29.Bölüm - Sarılırsak geçer mi?

Start from the beginning
                                    

"Hadi iç çorbanı."

"Ee sen içirmeyecek misin?"

"Kaşınma bence Savaş." Ellerini havaya teslim olarak kaldırırken çorbasını alıyor ve yavaşça içmeye başlıyor.

"Ne oldu da yumuşadın bana birden?"

"Yumuşamadım, insanlık görevimi yerine getiriyorum sadece." diyorum kendimi savunmaya geçerken.

"Ya tabii öyledir."

"Ne ima ediyorsun sen yine?" diyorum hafifçe sinirlenerek.
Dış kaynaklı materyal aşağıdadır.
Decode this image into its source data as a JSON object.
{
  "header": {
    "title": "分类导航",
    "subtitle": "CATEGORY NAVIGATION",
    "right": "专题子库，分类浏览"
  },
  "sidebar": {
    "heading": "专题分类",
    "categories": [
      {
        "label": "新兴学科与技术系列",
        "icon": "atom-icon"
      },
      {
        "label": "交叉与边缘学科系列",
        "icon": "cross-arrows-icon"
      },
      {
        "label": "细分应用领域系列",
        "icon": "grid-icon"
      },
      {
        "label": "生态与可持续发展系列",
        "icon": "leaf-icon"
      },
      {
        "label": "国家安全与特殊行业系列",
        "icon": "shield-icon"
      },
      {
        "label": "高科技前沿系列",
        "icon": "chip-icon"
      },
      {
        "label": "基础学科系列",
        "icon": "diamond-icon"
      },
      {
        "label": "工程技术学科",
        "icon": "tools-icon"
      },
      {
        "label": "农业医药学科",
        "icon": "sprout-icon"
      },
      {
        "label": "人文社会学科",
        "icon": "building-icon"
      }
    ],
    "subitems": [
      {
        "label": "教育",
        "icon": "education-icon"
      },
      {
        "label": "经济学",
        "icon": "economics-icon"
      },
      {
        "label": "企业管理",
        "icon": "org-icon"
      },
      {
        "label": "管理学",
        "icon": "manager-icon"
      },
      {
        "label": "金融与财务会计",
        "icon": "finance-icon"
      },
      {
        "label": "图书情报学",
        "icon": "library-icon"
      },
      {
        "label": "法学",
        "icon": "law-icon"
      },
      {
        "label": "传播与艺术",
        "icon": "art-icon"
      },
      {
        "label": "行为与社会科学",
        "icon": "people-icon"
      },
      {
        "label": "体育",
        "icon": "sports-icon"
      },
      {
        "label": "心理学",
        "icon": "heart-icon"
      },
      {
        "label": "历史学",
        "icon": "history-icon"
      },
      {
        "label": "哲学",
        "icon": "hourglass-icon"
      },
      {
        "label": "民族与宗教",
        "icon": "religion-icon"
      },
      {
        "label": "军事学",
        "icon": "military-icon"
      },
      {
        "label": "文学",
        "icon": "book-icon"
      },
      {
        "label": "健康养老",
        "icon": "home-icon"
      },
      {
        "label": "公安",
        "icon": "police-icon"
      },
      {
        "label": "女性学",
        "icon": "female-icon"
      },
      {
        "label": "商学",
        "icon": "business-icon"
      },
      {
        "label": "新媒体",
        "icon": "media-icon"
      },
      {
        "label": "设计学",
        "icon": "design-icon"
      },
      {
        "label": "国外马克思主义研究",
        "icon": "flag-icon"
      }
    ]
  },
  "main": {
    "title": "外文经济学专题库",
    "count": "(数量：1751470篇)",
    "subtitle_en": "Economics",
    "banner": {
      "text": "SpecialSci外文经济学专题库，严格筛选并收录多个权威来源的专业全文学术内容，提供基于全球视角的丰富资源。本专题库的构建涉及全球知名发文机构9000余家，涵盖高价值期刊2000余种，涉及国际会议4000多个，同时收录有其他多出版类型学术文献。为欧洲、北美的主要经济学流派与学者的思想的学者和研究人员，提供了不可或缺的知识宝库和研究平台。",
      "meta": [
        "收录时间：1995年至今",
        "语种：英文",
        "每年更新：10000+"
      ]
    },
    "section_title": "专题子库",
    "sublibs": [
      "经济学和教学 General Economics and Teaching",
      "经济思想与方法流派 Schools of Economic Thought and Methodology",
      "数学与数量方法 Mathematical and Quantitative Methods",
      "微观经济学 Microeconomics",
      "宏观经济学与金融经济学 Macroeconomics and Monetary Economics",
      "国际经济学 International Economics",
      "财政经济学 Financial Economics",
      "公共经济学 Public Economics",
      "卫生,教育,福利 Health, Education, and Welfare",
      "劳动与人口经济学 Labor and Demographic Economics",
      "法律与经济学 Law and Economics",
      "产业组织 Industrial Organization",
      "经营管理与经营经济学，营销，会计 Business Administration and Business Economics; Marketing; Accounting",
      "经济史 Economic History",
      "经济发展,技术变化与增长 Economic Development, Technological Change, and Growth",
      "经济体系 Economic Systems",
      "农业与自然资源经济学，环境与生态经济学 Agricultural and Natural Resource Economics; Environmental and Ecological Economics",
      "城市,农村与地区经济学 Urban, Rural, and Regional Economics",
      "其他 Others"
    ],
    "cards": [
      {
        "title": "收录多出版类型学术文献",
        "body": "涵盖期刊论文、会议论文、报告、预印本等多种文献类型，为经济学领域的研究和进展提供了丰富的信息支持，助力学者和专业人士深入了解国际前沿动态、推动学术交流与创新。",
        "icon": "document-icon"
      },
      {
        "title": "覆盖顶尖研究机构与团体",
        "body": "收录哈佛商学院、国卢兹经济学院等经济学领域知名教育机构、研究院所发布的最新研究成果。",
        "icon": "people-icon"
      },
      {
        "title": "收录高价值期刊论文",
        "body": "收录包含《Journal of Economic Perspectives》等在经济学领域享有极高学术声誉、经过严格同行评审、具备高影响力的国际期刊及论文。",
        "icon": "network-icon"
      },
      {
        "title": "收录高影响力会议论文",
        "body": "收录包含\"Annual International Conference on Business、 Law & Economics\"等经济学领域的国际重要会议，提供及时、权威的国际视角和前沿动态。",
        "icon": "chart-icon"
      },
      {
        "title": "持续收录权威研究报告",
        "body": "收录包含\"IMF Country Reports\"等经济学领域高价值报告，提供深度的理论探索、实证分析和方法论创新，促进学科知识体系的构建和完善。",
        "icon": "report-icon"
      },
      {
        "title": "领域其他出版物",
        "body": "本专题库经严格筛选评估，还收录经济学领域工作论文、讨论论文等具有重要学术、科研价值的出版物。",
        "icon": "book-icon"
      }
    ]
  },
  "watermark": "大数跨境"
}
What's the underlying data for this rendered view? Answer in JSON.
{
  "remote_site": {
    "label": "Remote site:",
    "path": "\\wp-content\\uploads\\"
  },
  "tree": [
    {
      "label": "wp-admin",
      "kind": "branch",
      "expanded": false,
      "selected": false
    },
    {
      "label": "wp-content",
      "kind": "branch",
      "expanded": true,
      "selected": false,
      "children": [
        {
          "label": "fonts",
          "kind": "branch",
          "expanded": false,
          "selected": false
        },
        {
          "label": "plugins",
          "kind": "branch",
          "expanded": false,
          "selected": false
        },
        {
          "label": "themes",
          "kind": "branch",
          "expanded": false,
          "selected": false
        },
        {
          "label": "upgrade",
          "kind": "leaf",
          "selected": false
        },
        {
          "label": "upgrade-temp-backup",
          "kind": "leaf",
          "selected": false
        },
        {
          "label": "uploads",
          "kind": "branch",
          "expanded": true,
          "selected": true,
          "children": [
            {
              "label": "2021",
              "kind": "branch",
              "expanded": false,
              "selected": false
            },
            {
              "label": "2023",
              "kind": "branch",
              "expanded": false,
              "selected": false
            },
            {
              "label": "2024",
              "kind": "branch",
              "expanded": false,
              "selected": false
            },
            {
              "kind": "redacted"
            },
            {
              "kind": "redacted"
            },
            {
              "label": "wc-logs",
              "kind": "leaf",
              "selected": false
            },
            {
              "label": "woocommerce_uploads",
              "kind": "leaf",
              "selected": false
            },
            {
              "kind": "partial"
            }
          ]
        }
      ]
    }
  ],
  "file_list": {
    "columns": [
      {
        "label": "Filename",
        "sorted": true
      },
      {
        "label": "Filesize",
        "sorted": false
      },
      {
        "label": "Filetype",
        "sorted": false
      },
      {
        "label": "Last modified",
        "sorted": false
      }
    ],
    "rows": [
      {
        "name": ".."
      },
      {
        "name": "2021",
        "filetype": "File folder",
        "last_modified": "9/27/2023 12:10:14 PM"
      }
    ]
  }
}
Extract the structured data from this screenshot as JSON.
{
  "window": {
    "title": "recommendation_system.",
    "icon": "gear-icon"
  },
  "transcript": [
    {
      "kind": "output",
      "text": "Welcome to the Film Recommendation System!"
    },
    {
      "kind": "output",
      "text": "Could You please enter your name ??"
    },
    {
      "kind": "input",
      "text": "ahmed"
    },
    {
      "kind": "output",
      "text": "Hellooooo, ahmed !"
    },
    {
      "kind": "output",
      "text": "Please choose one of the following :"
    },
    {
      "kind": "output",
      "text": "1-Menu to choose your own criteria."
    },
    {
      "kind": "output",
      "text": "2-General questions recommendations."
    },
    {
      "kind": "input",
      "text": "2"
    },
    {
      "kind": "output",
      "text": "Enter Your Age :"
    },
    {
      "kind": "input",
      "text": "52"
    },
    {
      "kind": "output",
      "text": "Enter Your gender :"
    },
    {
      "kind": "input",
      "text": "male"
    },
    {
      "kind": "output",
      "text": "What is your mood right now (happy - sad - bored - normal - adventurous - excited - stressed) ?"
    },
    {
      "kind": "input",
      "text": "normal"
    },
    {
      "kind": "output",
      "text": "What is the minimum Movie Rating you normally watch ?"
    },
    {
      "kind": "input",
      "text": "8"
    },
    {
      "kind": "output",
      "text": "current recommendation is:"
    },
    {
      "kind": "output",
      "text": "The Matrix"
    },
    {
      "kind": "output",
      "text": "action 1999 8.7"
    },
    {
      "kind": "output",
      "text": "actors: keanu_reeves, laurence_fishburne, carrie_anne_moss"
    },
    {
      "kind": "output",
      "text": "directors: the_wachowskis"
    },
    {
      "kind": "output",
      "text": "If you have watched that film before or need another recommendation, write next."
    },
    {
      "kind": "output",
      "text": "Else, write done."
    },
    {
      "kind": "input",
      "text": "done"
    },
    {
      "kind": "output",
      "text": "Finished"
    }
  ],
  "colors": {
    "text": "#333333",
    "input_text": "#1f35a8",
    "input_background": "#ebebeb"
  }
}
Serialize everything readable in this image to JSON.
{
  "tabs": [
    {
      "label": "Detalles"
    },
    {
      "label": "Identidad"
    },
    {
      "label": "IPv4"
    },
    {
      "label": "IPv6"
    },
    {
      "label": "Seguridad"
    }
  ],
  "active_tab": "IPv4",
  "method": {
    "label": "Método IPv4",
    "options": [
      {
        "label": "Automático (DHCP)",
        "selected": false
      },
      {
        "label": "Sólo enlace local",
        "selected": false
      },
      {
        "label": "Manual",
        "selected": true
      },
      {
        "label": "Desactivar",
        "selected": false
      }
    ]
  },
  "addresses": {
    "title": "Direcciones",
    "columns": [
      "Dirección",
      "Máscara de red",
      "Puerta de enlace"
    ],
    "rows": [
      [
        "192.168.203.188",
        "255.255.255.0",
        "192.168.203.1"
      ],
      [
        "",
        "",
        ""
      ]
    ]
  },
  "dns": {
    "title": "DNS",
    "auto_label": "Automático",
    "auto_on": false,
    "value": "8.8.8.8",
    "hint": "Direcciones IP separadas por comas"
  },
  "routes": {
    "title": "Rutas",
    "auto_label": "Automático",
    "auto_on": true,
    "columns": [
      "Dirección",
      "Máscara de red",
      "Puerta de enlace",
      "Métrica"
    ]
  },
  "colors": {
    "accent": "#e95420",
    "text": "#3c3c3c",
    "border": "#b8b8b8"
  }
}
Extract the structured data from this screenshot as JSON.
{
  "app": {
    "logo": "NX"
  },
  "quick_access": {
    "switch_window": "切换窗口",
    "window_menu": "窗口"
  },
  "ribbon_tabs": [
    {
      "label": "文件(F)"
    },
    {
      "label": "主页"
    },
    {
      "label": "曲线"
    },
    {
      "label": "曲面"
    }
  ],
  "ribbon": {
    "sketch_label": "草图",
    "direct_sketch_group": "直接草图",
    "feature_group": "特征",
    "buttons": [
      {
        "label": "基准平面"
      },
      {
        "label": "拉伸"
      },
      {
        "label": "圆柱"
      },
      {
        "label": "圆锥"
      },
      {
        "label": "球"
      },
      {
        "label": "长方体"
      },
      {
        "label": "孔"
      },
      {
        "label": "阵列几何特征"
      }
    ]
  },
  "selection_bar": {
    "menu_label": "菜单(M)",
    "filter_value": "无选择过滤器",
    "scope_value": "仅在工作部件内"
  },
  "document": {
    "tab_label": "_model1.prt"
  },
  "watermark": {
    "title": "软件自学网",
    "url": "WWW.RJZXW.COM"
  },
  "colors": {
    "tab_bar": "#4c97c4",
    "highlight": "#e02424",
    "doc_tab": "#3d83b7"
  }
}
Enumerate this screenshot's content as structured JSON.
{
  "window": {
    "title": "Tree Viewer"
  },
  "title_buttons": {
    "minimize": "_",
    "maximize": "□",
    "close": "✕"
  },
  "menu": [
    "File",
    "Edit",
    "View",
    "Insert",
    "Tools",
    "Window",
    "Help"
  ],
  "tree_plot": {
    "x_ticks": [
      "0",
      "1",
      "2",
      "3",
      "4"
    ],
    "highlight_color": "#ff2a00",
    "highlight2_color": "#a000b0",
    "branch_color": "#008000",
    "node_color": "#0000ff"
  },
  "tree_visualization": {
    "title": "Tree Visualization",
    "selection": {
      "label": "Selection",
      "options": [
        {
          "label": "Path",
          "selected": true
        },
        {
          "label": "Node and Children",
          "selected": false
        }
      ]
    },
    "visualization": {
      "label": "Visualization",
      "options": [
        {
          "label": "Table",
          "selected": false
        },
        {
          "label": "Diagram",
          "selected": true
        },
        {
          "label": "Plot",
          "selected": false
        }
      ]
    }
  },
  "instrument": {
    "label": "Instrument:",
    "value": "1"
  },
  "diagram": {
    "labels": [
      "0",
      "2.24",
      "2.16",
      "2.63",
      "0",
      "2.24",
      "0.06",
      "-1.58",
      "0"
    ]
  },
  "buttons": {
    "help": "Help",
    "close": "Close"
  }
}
"Yani bilemedim, sevmiyorum diyorsun ama gelip çorba yapıyorsun falan. İroni değil mi sence de?" diyor iyice keyiflenerek. Sinirle kaşlarımı çatıyorum.

"Başlatma ironine. İnsanlık yapıyoruz şurada değil mi? Hoş, Allah bilir hasta falan da değilsindir sen." Son cümlemi öylesine söylemiş olmama rağmen birden telaşlanıyor.

"Olur mu öyle şey? Tabii ki hastayım." Şu an beni kandırmaya çalışıyor ancak bilmiyor ki, onu kendimden bile çok daha iyi tanıyorum.

"Sana inanmıyorum Savaş! Gerçekten bir saattir kandırıyor musun beni?"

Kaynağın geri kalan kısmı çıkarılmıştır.